Day 44 – His.
Today we visited the Nepalese palace. It was the scene of The
Nepalese royal massacre on 1 June 2001. Basically what happened was this, Dipendra (the
crown prince – and slightly unhinged) had been drinking heavily and had
"misbehaved" with a guest (whatever that means), so dad, King
Birendra, told his son to get lost for a bit. The drunken Dipendra was taken to
his room by his brother Prince Nirajan and cousin Prince Paras.
One hour later, Dipendra returned to the party armed with an
H&K MP5 and an M16 and shot 9 of them to death. During the shooting, Prince
Paras suffered slight injuries and managed to save at least three royals,
including two children, by pulling a sofa over them.
During the attack, Dipendra darted in and out of the room
firing shots each time. His mother, Queen Aishwarya, who came into the room
when the first shots were fired, left quickly, looking for help – or so she
says – to be honest I am sort of with her – if I came into a room and my dead
beat drunken, slightly crazy son was spraying bullets around from an M16 – I would
have ‘gone looking for help’ too.
Dipendra ran amok around the place until his mother
Aishwarya and his brother Nirajan confronted him in the garden of the palace,
where they were both shot dead. Dipendra then staggered to a small bridge over
a stream running through the palace, where he shot himself.
Needless to say most of Nepal was in shock and oddly enough,
despite a ton of evidence, it is widely believed that Dipendra didn’t do it.
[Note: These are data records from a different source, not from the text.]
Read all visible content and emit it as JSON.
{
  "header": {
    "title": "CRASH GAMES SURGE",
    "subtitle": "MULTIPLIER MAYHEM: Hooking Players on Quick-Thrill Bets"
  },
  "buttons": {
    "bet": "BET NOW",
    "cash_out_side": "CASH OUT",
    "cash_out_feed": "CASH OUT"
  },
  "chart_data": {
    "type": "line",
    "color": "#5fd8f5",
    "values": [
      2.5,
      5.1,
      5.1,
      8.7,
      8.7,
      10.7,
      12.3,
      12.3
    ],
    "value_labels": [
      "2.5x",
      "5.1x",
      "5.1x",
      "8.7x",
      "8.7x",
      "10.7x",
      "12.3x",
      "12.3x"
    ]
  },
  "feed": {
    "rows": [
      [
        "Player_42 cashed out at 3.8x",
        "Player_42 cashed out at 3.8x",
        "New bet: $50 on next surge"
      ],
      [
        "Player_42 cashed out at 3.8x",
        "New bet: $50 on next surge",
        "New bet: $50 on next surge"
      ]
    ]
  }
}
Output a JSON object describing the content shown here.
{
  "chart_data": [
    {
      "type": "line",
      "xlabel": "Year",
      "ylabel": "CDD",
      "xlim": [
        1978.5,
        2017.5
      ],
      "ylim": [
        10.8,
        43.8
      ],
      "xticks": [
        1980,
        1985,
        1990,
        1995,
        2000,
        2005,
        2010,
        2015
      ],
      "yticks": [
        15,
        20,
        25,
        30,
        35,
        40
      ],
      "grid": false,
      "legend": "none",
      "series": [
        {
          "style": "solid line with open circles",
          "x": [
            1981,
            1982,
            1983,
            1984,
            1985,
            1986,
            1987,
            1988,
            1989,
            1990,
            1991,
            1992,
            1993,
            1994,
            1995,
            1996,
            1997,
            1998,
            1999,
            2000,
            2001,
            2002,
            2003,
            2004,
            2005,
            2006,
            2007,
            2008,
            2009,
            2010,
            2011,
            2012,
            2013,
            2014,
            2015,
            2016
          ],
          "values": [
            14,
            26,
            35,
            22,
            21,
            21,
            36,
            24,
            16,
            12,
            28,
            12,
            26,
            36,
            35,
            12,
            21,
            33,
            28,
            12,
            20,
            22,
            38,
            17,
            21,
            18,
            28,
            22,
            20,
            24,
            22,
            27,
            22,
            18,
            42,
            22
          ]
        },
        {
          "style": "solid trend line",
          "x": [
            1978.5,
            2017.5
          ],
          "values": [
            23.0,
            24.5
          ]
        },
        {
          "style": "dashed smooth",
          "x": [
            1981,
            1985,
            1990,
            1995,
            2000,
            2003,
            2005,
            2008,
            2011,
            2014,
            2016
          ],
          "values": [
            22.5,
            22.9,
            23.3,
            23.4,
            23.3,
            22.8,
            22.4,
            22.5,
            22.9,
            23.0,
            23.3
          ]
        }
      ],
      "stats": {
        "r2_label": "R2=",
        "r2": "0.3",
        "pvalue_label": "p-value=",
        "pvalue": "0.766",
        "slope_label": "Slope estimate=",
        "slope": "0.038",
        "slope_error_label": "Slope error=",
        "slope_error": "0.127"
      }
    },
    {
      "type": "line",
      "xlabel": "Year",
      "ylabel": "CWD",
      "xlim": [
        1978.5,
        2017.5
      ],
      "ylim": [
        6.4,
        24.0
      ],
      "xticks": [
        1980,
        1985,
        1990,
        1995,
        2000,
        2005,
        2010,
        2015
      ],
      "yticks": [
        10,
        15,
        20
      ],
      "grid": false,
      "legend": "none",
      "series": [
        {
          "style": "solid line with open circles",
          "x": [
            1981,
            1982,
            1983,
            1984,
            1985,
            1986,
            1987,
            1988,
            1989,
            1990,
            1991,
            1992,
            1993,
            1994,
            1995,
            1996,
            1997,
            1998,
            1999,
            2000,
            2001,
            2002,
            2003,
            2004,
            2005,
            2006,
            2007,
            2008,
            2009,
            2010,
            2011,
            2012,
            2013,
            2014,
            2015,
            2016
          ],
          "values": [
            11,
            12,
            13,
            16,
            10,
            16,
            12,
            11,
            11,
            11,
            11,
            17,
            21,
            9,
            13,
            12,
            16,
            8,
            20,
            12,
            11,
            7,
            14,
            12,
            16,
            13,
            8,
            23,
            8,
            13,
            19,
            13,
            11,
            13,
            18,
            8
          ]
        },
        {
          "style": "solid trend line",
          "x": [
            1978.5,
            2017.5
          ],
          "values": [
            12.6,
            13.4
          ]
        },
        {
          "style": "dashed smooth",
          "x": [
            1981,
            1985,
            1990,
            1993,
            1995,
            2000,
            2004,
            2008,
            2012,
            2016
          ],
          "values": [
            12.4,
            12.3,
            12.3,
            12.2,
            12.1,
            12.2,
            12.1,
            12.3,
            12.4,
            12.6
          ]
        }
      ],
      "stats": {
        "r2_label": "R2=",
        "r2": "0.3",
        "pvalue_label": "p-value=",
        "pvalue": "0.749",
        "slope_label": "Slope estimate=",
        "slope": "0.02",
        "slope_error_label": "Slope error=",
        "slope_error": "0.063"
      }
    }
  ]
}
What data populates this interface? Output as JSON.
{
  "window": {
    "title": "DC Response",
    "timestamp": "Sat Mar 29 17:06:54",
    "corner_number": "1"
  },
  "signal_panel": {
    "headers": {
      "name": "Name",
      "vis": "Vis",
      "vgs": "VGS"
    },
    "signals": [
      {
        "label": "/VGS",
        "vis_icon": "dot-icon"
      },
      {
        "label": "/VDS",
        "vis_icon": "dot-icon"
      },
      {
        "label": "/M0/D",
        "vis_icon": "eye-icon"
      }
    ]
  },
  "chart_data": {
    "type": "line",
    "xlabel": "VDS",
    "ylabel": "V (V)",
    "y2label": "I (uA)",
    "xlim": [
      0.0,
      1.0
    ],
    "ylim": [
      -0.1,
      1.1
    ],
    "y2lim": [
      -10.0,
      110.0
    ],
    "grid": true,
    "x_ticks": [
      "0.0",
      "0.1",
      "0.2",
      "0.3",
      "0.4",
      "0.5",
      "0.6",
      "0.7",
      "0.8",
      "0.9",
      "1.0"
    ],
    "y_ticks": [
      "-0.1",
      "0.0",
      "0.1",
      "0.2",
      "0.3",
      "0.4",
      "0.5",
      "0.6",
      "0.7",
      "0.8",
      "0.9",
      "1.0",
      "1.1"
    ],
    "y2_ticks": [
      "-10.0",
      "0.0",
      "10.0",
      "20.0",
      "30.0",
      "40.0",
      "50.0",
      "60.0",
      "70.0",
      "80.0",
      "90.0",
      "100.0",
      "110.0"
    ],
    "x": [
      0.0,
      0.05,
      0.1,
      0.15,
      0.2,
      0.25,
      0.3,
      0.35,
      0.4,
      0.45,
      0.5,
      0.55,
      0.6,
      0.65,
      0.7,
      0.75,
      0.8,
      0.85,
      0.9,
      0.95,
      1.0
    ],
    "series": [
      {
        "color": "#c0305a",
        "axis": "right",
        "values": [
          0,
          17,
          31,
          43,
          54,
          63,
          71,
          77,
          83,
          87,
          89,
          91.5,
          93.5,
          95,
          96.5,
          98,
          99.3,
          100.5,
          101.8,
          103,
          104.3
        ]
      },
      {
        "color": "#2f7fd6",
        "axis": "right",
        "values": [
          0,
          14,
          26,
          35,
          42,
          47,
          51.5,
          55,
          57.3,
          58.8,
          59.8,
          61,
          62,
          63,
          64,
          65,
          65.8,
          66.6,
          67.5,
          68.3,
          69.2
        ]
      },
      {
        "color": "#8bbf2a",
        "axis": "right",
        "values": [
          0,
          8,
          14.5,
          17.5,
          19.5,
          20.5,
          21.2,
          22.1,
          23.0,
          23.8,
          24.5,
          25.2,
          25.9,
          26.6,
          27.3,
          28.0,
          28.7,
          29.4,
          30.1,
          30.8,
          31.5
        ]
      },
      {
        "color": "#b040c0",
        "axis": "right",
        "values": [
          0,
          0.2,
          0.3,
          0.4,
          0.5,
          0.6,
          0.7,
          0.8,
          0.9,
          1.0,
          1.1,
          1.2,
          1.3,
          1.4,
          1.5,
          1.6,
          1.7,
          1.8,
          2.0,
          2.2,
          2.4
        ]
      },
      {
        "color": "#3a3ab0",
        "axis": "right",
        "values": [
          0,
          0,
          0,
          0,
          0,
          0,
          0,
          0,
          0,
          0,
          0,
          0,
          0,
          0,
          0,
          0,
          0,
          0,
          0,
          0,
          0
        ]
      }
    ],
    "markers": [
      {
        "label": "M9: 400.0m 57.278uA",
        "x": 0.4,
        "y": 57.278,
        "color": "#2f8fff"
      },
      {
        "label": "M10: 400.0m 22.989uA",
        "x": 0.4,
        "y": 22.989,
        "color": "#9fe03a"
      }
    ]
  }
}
Most of the conspiracies centre around the involvement of the Indians. The
world is a curious place.
Well after Dipendra did for most of the family his younger
brother, Gyanendra, came to the throne. Gyanendra's reign was marked by
constitutional turmoil. His predecessor King Birendra had established a
constitutional monarchy in which he delegated policy to a representative
government. The growing insurgency of the Nepalese Civil War during King
Gyanendra's reign interfered with elections of representatives. After several
delays in elections, King Gyanendra suspended the constitution and assumed
direct authority in February 2005, assuring that it would be a temporary
situation to suppress the Maoist insurgency. In the face of broad opposition,
he restored the previous parliament in April 2006. His reign ended approximately
two years later, when the Nepalese Constituent Assembly declared Nepal a
republic and stripped the King of all titles and duties. Apparently he is still
alive and well and hoping to be king again.
In 2001 the Nepalese performed an exorcism for the spirit of
the only slightly crazy Dipendra and after ousting Gyanendra they opened the
palace up as a sort of shrine/museum.
It’s a large rickety building filled with treasures from the
royals – mostly sets of clothes, photos and gifts from foreign dignitaries and all
to do with the recent royals. The path through the palace museum is clearly
marked and wends its way around from the lowest room to the highest tower –
which is a little unnerving as it goes up some pretty rickety stairs to a fine
view of the city from the topmost point.
After the Palace we went looking for the erotic temple, a replica of the more famous temple by the Bagmati river, supposedly widely noted for the erotic carvings on its
struts which to be honest didn’t seem that pornographic given the internet. There
is an old joke – that if all the pornography was removed from the internet
there would be only one site left – and that would be calling for a return of
pornography. Equally, if they had rebuilt the temple without the carvings i
wonder how many people would come to see it. We walked around it a couple of times until a
guide chased us away with his offers of help.
Having had enough for the day we set off back to the hotel.
Day 44 – Hers.
We have discovered a way to navigate this city – or at least
the routes to the main sights. The ways
you are meant to walk are paved with neat block paving. It has made finding our way around a lot
easier – and removed some of the more unpleasant smells and squalor from our
walks. It has meant, though, that we are
even more removed from the lives of the local people. We really only come across shop owners,
beggars and rickshaw drivers now – everyone wanting to separate us from our
money.
We stopped at a local supermarket on the way back to our
hotel. I have gone off eating anything
we buy except packaged food. We bought
provisions for lunch – some lovely date and fig things, cheese biscuits and coconut
‘crunchies’. It was a very happy picnic –
and I don’t have to worry about how many flies tasted it first....
We spent the afternoon repacking our bags in advance of our
treks - and then chilled, reading and
chatting until dinner. The daily
rainstorm hit just as it was time to go out – so dinner in the hotel it is!